Linux rootkits, router 0-day, AI intrusions: 25 attacks
Attackers exploit trusted tokens, packages, and accounts across 25 incidents reported this week.
What happened
The Hacker News weekly bulletin logs 25 new active incidents in a single reporting window. No single event is catastrophic on its own. The aggregate pattern is the story.
Four headline categories:
Linux rootkits — A rootkit (malware that embeds in the OS kernel to evade antivirus and forensic tools) is active in compromised enterprise Linux environments. The technique isn't new; its reappearance signals defenders have dropped their guard on Linux endpoints.

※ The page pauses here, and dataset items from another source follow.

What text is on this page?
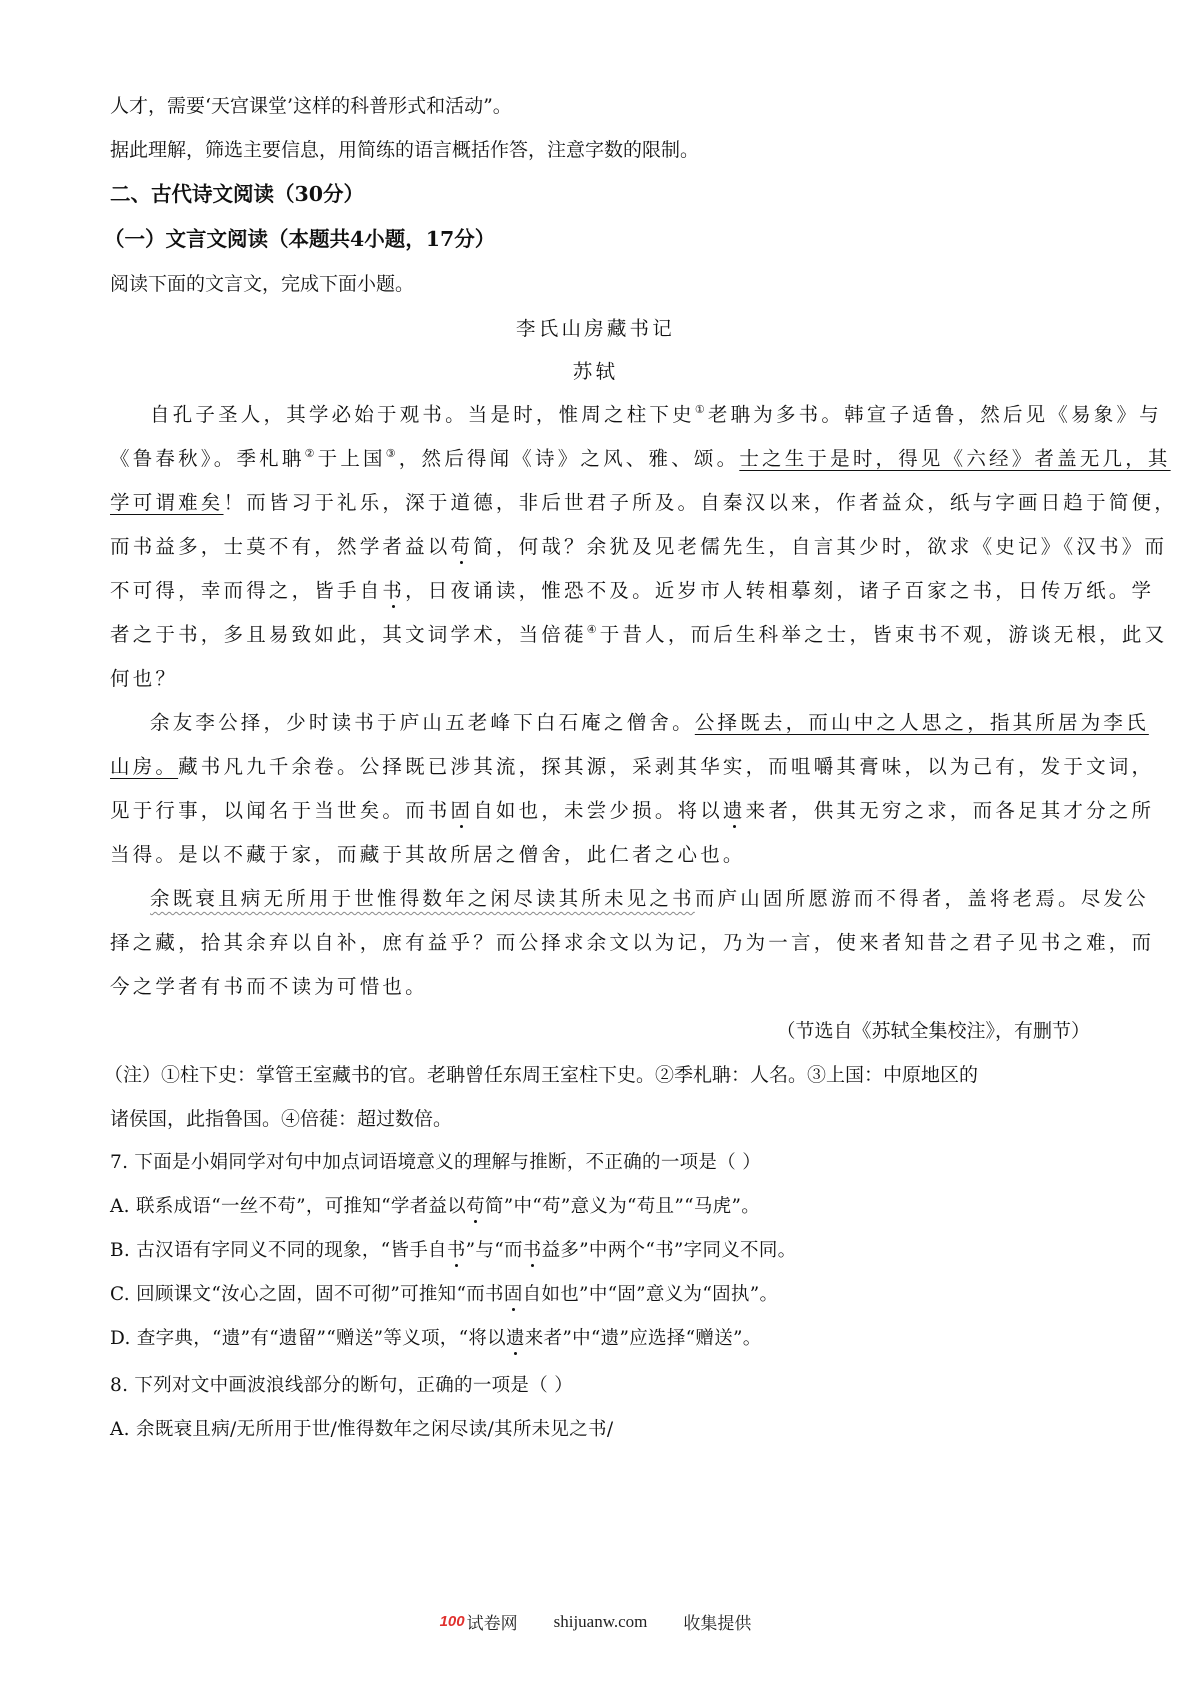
人才，需要‘天宫课堂’这样的科普形式和活动”。
据此理解，筛选主要信息，用简练的语言概括作答，注意字数的限制。
二、古代诗文阅读（30分）
（一）文言文阅读（本题共4小题，17分）
阅读下面的文言文，完成下面小题。
李氏山房藏书记
苏轼
自孔子圣人，其学必始于观书。当是时，惟周之柱下史①老聃为多书。韩宣子适鲁，然后见《易象》与
《鲁春秋》。季札聃②于上国③，然后得闻《诗》之风、雅、颂。士之生于是时，得见《六经》者盖无几，其
学可谓难矣！而皆习于礼乐，深于道德，非后世君子所及。自秦汉以来，作者益众，纸与字画日趋于简便，
而书益多，士莫不有，然学者益以苟简，何哉？余犹及见老儒先生，自言其少时，欲求《史记》《汉书》而
不可得，幸而得之，皆手自书，日夜诵读，惟恐不及。近岁市人转相摹刻，诸子百家之书，日传万纸。学
者之于书，多且易致如此，其文词学术，当倍蓰④于昔人，而后生科举之士，皆束书不观，游谈无根，此又
何也？
余友李公择，少时读书于庐山五老峰下白石庵之僧舍。公择既去，而山中之人思之，指其所居为李氏
山房。藏书凡九千余卷。公择既已涉其流，探其源，采剥其华实，而咀嚼其膏味，以为己有，发于文词，
见于行事，以闻名于当世矣。而书固自如也，未尝少损。将以遗来者，供其无穷之求，而各足其才分之所
当得。是以不藏于家，而藏于其故所居之僧舍，此仁者之心也。
余既衰且病无所用于世惟得数年之闲尽读其所未见之书而庐山固所愿游而不得者，盖将老焉。尽发公
择之藏，拾其余弃以自补，庶有益乎？而公择求余文以为记，乃为一言，使来者知昔之君子见书之难，而
今之学者有书而不读为可惜也。
（节选自《苏轼全集校注》，有删节）
（注）①柱下史：掌管王室藏书的官。老聃曾任东周王室柱下史。②季札聃：人名。③上国：中原地区的
诸侯国，此指鲁国。④倍蓰：超过数倍。
7. 下面是小娟同学对句中加点词语境意义的理解与推断，不正确的一项是（ ）
A. 联系成语“一丝不苟”，可推知“学者益以苟简”中“苟”意义为“苟且”“马虎”。
B. 古汉语有字同义不同的现象，“皆手自书”与“而书益多”中两个“书”字同义不同。
C. 回顾课文“汝心之固，固不可彻”可推知“而书固自如也”中“固”意义为“固执”。
D. 查字典，“遗”有“遗留”“赠送”等义项，“将以遗来者”中“遗”应选择“赠送”。
8. 下列对文中画波浪线部分的断句，正确的一项是（ ）
A. 余既衰且病/无所用于世/惟得数年之闲尽读/其所未见之书/
100 试卷网 shijuanw.com 收集提供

Router 0-day — An unpatched vulnerability affects widely deployed network hardware. No confirmed CVE at press time, which hampers automated detection across most security tooling.
AI-assisted intrusions — Attackers are using generative AI tools to accelerate recon, craft targeted phishing, and evade detection. This isn't AI hacking autonomously — it's humans hacking faster and cheaper.
Scam kits — Pre-packaged fraud bundles circulating on underground markets. They include phishing pages, fake support scripts, and complete social engineering flows.
The common thread across every incident: attackers aren't forcing entry — they're using keys they already hold. A leaked token. A poisoned package via a supply chain attack (an attack that compromises the software supply chain — libraries, updates, and tools your code already trusts). A reused credential. A legitimate support account taken over.
Why it matters
25 incidents in one week isn't the alarming number. The alarming part is the normalization of the vector. When the attack path runs through a trusted package or an internal tool update, perimeter controls detect nothing. Traffic looks legitimate because it originates from a legitimate source.
Linux rootkits are especially painful for SOC (Security Operations Center — the team that monitors and responds to threats) teams. A well-implemented rootkit can run for weeks without triggering a single alert. EDR (endpoint detection and response — security software that monitors endpoint behavior) coverage on Linux still lags significantly behind Windows equivalents.
The router 0-day adds another critical angle: network infrastructure that most organizations patch far less rigorously than their application servers.
What to do
- Audit third-party packages updated in the last 7 days. Compare checksums against officially published hashes.
- Review active access tokens — especially CI/CD, repo, and cloud tool tokens. Rotate anything older than 90 days.
- Check your perimeter router firmware version and monitor the vendor's advisory feed until a CVE or patch is published.
- Deploy file integrity monitoring on critical Linux hosts. `auditd` or a Linux-capable EDR will catch anomalous kernel module modifications.
- Train support staff on social engineering. Scam kits target people, not systems.
The perimeter model has been dead for years — many teams just haven't updated their playbook. When the attack arrives via a trusted channel, behavioral anomaly detection is the only control that holds. Origin-based detection won't catch it.